Lower your regular bills

Recurring bills such as insurance and utilities often make up a significant portion of our spending. While these are typically necessary expenses, it’s surprisingly easy to lower your monthly payments with little effort.

  • Call your providers—Many companies are willing to give discounts to customers if they express dissatisfaction with the cost of their payments or threaten to switch to a competitor. While asking for a discount may result in a “no,” the worst-case scenario is ending up with the same payment you currently have.
  • Explore other options—Research competitors for each type of bill you’re paying and determine if switching services makes financial sense. Keep in mind that many companies offer temporary introductory rates that will eventually go up, so the savings might not last forever. Even if you don’t want to switch, knowing that competitors offer cheaper options can help you negotiate with your current provider.
  • Evaluate what you’re paying for—Insurance and utility costs can vary significantly based on your selected options. For example, having collision and comprehensive car insurance coverage is more expensive than liability-only coverage. It’s worthwhile to examine your insurance coverage and ensure you aren’t paying for more coverage than you need. Some utilities, such as your internet service, may have cheaper packages that still meet your needs.

Switch to a high-yield savings account

Having a healthy amount of money in your savings is incredibly important, whether preparing for the unexpected turns life throws your way, saving up for a car or a down payment on a house, or simply for a rainy day. Putting those funds into a high-yield savings account allows you to earn more on your money and have it grow faster than a typical savings account.

Consolidate debt

Debt is an uncomfortable topic many of us would rather avoid, but making high interest payments is equally uncomfortable on our wallets. Debt consolidation can take some of that sting away by combining multiple unsecured loans into a single debt. If you take several high interest debts and consolidate them into a new debt with a lower interest rate, you’ll pay less over the course of the loan.

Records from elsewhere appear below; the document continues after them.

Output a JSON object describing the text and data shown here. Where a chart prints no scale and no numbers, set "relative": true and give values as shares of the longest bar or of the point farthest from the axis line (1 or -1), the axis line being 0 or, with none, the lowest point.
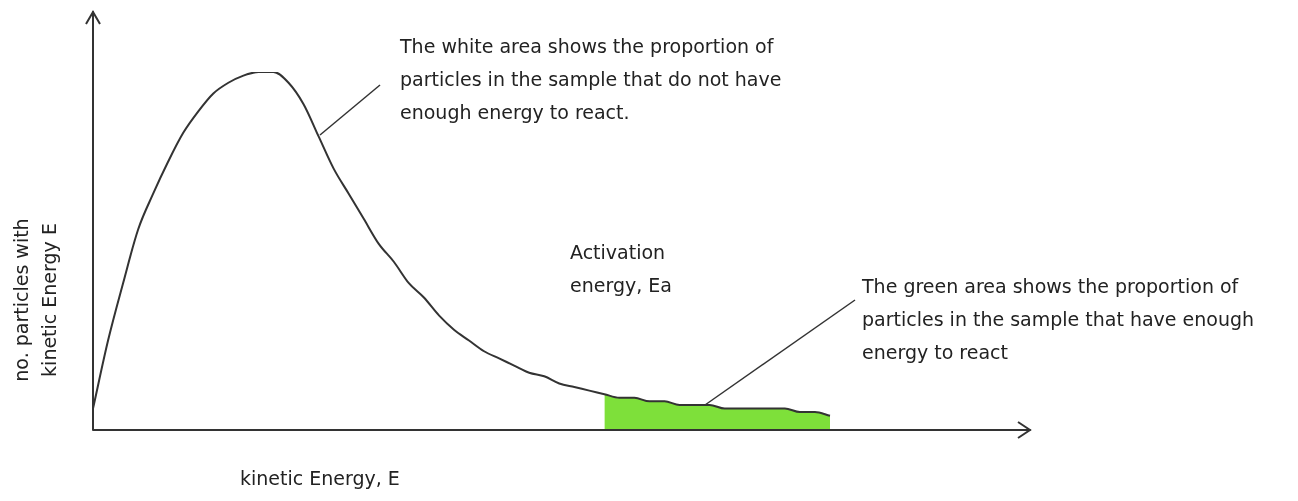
{
  "chart_data": {
    "type": "line",
    "relative": true,
    "xlabel": "kinetic Energy, E",
    "ylabel": "no. particles with kinetic Energy E",
    "categories": [
      null,
      null,
      null,
      null,
      null,
      null,
      null,
      null,
      null,
      null,
      null,
      null,
      null,
      null,
      null,
      null,
      null,
      null,
      null,
      null,
      null,
      null,
      null,
      null,
      null,
      null,
      null,
      null,
      null,
      null,
      null,
      null,
      null,
      null,
      null,
      null,
      null,
      null,
      null,
      null,
      null,
      null,
      null,
      null,
      null,
      null,
      null,
      null,
      null,
      null
    ],
    "series": [
      {
        "type": "line",
        "color": "#333333",
        "values": [
          0.06,
          0.25,
          0.41,
          0.56,
          0.66,
          0.75,
          0.83,
          0.89,
          0.94,
          0.97,
          0.99,
          1.0,
          1.0,
          0.97,
          0.91,
          0.82,
          0.73,
          0.66,
          0.59,
          0.52,
          0.47,
          0.41,
          0.37,
          0.32,
          0.28,
          0.25,
          0.22,
          0.2,
          0.18,
          0.16,
          0.15,
          0.13,
          0.12,
          0.11,
          0.1,
          0.09,
          0.09,
          0.08,
          0.08,
          0.07,
          0.07,
          0.07,
          0.06,
          0.06,
          0.06,
          0.06,
          0.06,
          0.05,
          0.05,
          0.04
        ]
      },
      {
        "type": "area",
        "color": "#7ee03a",
        "values": [
          null,
          null,
          null,
          null,
          null,
          null,
          null,
          null,
          null,
          null,
          null,
          null,
          null,
          null,
          null,
          null,
          null,
          null,
          null,
          null,
          null,
          null,
          null,
          null,
          null,
          null,
          null,
          null,
          null,
          null,
          null,
          null,
          null,
          null,
          0.1,
          0.09,
          0.09,
          0.08,
          0.08,
          0.07,
          0.07,
          0.07,
          0.06,
          0.06,
          0.06,
          0.06,
          0.06,
          0.05,
          0.05,
          0.04
        ]
      }
    ],
    "annotations": [
      "The white area shows the proportion of particles in the sample that do not have enough energy to react.",
      "Activation energy, Ea",
      "The green area shows the proportion of particles in the sample that have enough energy to react"
    ],
    "legend": false
  }
}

For example, let’s say you owe money on several credit cards, each with an APY of over 15%. You transfer the balances onto a new credit card with a 0% interest rate promotion for 12 months. During that promotional period, any payments you make towards that debt will be interest-free! While this method is great for digging yourself out of difficult debt, you should fully understand the terms of any debt consolidation option you choose.

Review or create your budget

Throughout our lives, our spending habits are naturally going to change. Some of this is due to uncontrollable factors such as inflation. Others are due to major lifestyle changes, such as moving to a different area or having children. Still, others are due to simple preference changes over time—perhaps you used to hit the town with friends every weekend but now prefer to stay in to watch a movie with a nice glass of wine.

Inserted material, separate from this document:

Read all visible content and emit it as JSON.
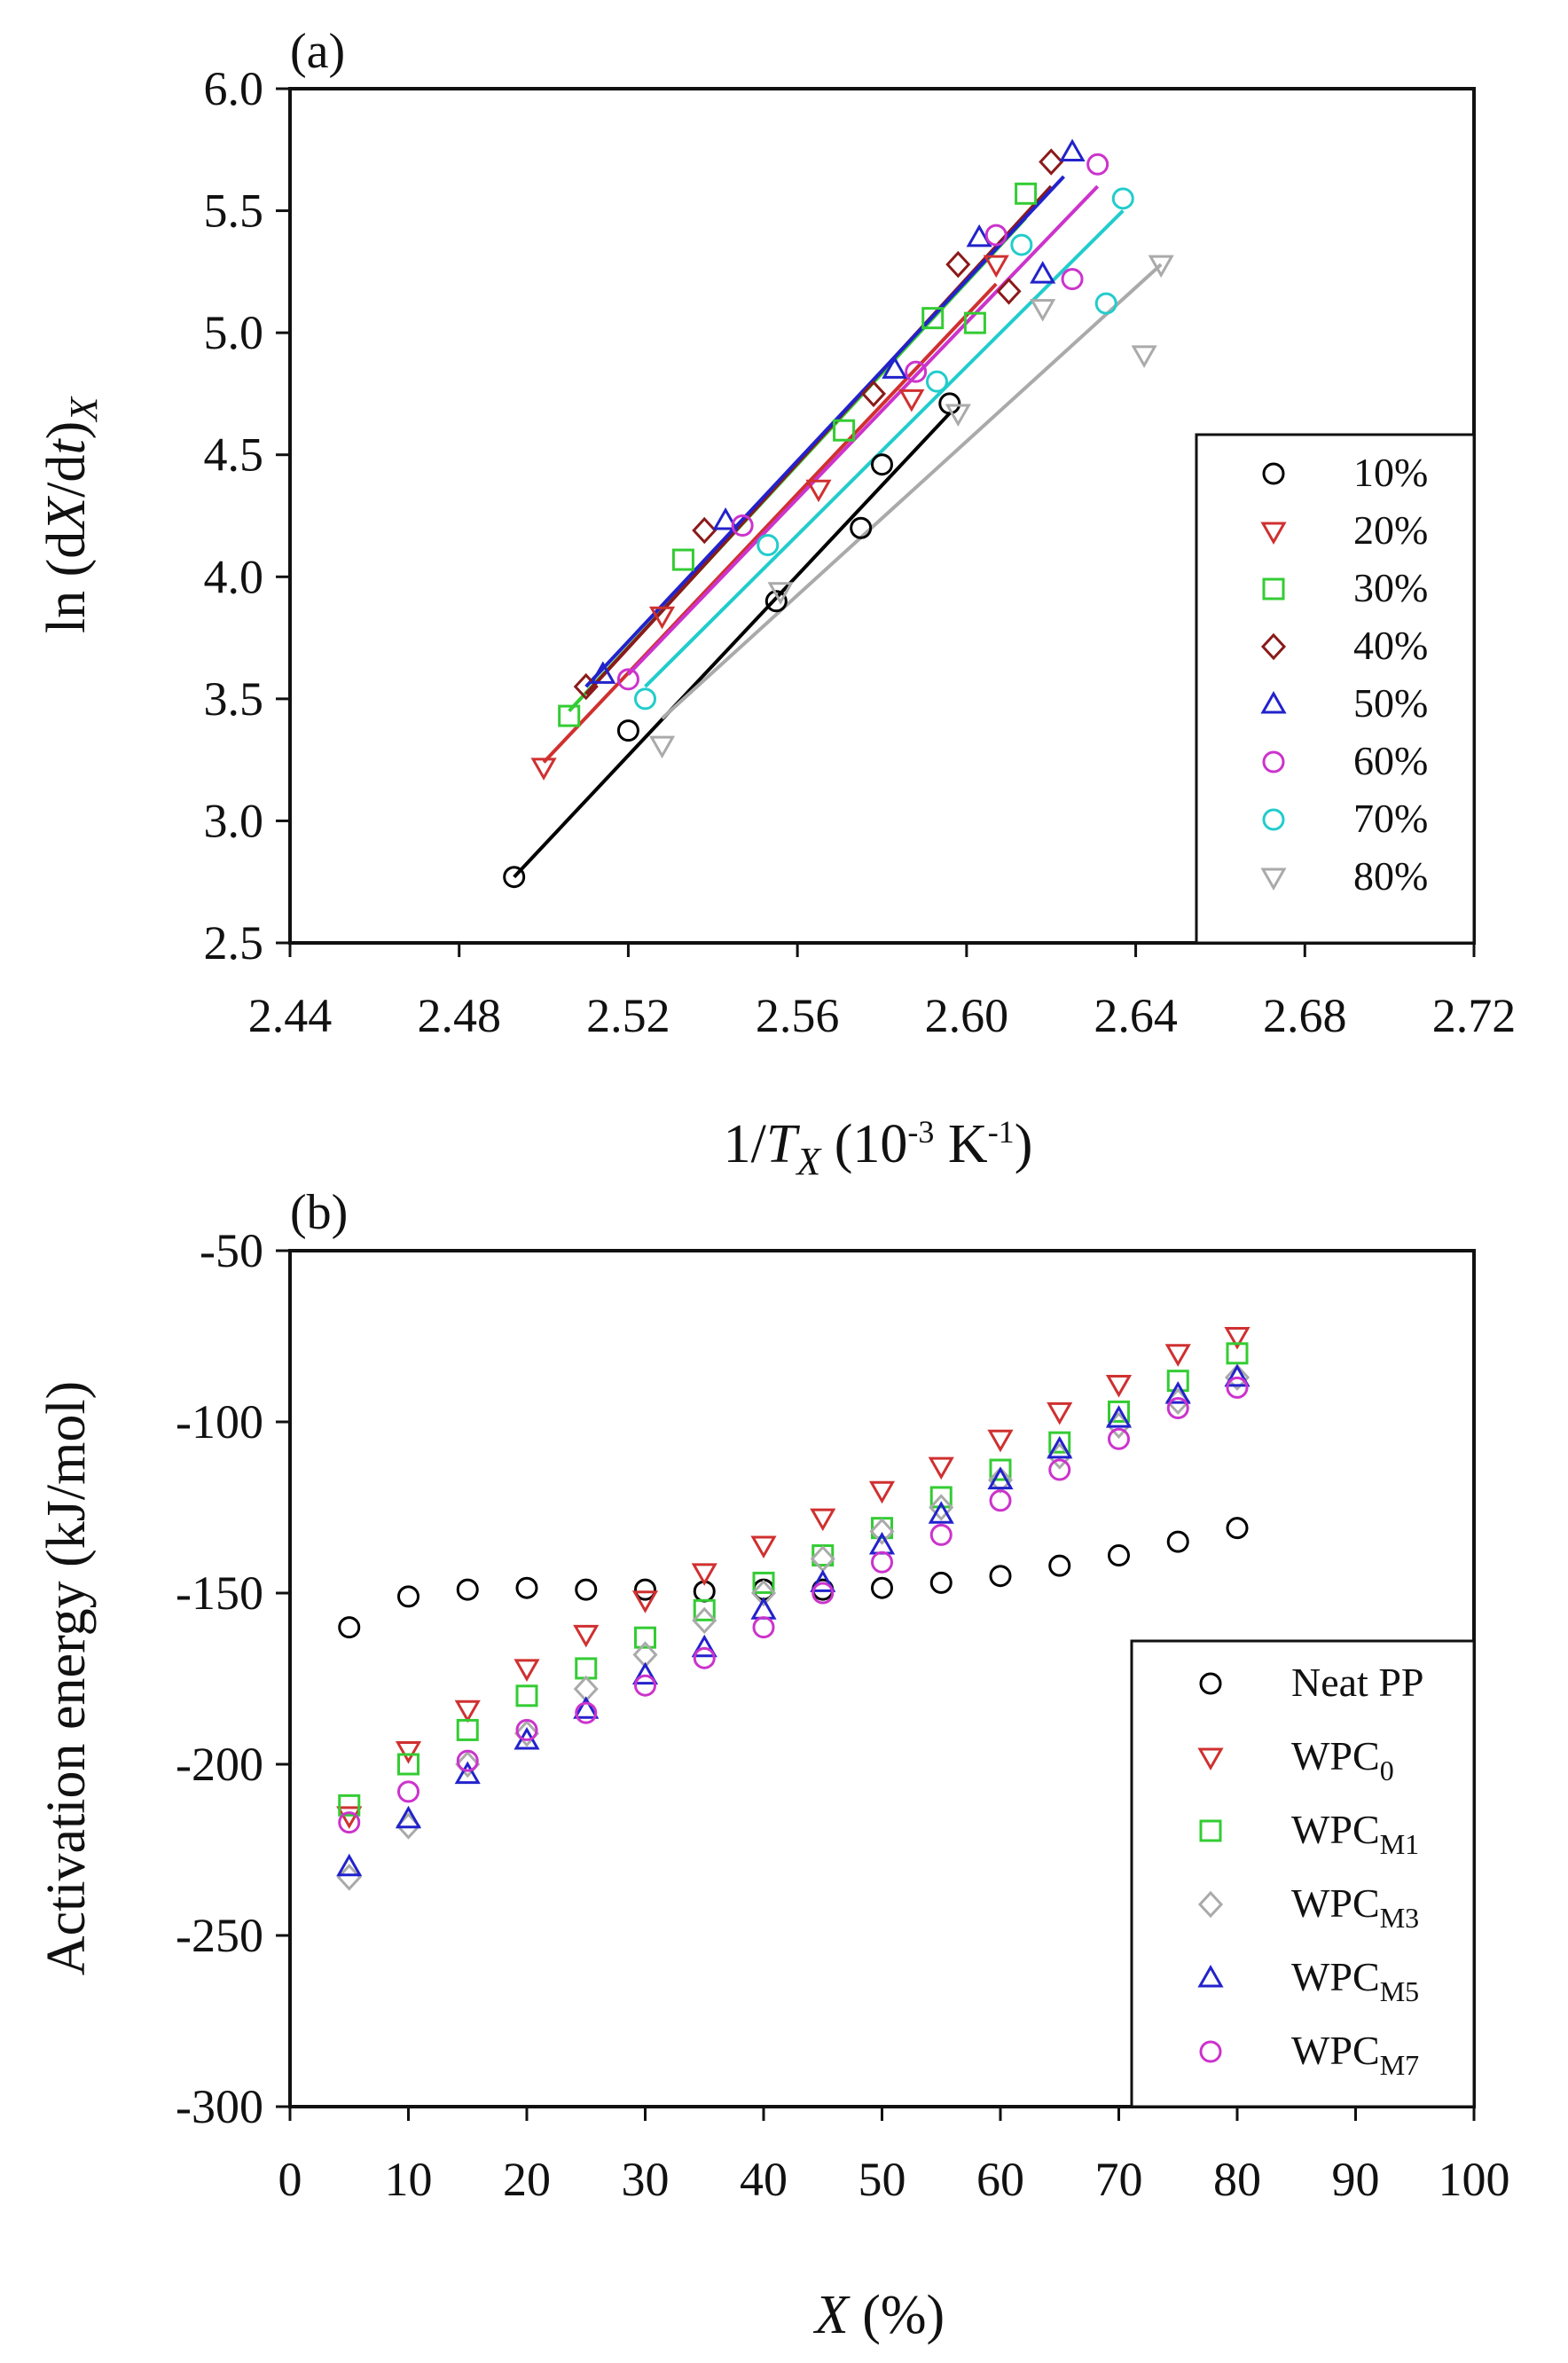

Whatever the case is for you, it’s worth looking closely at your current budget to determine what changes you can make. If you find yourself consistently overspending or feeling restricted by particular budget categories, increasing your budget for that category can lessen feelings of guilt. Conversely, other spending categories may have little interest to you now and it may make sense to reduce that budget category or remove it entirely.

This is also a great opportunity to review your short-, medium- and long-term financial goals. Are there any large purchases you plan on making within the next year or two? What about in the next decade? Are you on track with retirement savings? Your budget should reflect all of these goals.

Following these financial fall cleaning tips will give you plenty of easy personal finance wins, allowing you to reach your goals faster and live your life confidently knowing your finances are under control. Remember to keep this list handy for the future, so you can revisit them for even more savings in the future.